Pasteur François Choquet
Évangile de Jésus Christ selon saint Marc

En ce temps-là,

Jésus partit et se rendit dans le territoire de Tyr. Il était entré dans une maison, et il ne voulait pas qu’on le sache, mais il ne put rester inaperçu : une femme entendit aussitôt parler de lui ; elle avait une petite fille possédée par un esprit impur ; elle vint se jeter à ses pieds.

Cette femme était païenne, syro-phénicienne de naissance, et elle lui demandait d’expulser le démon hors de sa fille. Il lui disait :

« Laisse d’abord les enfants se rassasier, car il n’est pas bien de prendre le pain des enfants et de le jeter aux petits chiens. »

Mais elle lui répliqua :

« Seigneur, les petits chiens, sous la table, mangent bien les miettes des petits enfants ! »

Alors il lui dit :

« À cause de cette parole, va : le démon est sorti de ta fille. » Elle rentra à la maison, et elle trouva l’enfant étendue sur le lit : le démon était sorti d’elle.

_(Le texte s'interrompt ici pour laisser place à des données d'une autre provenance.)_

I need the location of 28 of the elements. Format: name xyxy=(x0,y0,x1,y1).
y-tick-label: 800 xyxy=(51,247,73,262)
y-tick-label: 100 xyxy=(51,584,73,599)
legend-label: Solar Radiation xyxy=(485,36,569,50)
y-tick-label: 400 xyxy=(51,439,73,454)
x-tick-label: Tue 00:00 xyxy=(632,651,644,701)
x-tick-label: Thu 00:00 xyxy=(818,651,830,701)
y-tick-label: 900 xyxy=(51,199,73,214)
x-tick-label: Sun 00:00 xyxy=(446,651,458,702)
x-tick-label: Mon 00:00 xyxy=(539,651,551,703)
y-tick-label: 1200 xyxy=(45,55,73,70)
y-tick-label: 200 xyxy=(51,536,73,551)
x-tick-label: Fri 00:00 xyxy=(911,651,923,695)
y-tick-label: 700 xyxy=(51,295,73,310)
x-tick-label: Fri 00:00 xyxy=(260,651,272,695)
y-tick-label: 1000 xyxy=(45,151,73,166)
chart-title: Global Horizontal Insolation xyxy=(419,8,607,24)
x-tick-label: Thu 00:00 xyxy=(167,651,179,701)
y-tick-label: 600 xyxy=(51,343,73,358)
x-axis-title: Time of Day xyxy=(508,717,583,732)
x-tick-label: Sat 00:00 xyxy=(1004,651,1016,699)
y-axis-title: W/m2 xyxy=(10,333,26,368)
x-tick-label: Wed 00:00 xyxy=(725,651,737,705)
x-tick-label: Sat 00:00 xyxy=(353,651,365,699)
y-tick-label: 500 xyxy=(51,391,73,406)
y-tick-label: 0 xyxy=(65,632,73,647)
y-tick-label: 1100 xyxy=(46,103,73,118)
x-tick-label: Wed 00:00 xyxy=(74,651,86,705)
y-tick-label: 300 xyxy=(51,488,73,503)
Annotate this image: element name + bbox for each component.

Sœurs et frères, chers amis,

 

Je dois vous faire une confession – c’est le lieu, sinon le moment ! – je suis toujours un peu embêté quand on cherche dans les Écritures Saintes de quoi alimenter notre réflexion sur ce qu’on appelle « le genre ». En effet, comme l’écrit Christine Pedotti dans son essai Jésus, l’homme qui préférait les femmes, « la rupture avec les usages de son temps est flagrante tant cet homme (Jésus) semble indifférent à ce que nous nommes aujourd’hui les ‘stéréotypes de genre’. Il traite les femmes comme des personnes à part entière, sans leur assigner un quelconque rôle en raison de leur sexe(1). »

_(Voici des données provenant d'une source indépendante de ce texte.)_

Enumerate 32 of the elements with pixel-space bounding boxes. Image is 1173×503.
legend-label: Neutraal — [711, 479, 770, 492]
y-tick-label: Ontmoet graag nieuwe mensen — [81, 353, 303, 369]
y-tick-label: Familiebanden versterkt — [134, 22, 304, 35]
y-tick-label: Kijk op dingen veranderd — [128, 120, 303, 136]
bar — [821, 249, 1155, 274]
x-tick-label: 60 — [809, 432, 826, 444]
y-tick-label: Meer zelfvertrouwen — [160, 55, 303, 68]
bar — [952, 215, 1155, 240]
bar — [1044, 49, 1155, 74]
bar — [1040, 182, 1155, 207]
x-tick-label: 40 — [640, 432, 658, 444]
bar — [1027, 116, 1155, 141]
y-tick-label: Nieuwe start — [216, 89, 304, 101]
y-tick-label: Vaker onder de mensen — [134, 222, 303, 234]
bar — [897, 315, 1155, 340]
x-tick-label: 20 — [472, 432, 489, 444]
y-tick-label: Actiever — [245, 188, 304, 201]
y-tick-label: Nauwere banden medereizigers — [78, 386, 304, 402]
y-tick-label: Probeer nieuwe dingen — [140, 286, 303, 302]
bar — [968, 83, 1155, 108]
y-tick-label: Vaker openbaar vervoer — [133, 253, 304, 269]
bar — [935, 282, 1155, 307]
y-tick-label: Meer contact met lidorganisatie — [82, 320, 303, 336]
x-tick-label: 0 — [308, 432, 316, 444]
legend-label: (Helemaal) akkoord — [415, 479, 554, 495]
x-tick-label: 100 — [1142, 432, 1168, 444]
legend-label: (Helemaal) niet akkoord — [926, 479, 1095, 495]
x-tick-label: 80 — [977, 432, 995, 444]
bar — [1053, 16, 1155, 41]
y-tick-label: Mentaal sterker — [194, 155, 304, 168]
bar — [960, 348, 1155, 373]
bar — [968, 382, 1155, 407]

Jésus-Christ, focale d’interprétation de toute la Bible, ne nous permet pas – contrairement à ce que fantasment certains conservateurs – il ne nous permet pas de dire avec rigidité ce que doit être un homme ou ce que doit être une femme, ce que peut faire un homme ou ce que peut faire une femme, pas plus qu’il n’énonce un jugement moral sur les personnes qui sèment ce que la philosophe Judith Butler appelle un « trouble dans le genre ». Par ailleurs, dans le reste des Écritures, les opinions portées sur les femmes ou sur les minorités sexuelles sont tellement marquées d’une culture lointaine qu’elles doivent absolument être remises à leur place : le passé.

Pourtant, l’évangile de Marc nous relate cette rencontre entre une femme syro-phénicienne et Jésus. Et force est de constater que les choses s’emmanchent assez mal entre ces deux-là. Femme, païenne, étrangère, l’interlocutrice de Jésus coche presque toutes les cases du bingo de l’exclusion. Et alors qu’on attendrait de Jésus un témoignage de l’accueil généreux du Père, voici qu’il lui répond : Laisse d’abord les enfants se rassasier, car il n’est pas bien de prendre le pain des enfants et de le jeter aux petits chiens. Au risque d’offenser les amoureux des animaux parmi nous, se faire traiter de « petits chiens » par Jésus, ce n’est pas tout à fait un compliment. Une traduction dynamique du texte grec dirait quelque chose comme : « je ne suis pas venu pour les chiens ». Au moment où la femme vient lui demander la guérison de sa fille, Jésus a encore dans l’esprit que sa mission est circonscrite au peuple d’Israël et que, donc, les autres seront servis après : laisse d’abord les enfants se rassasier.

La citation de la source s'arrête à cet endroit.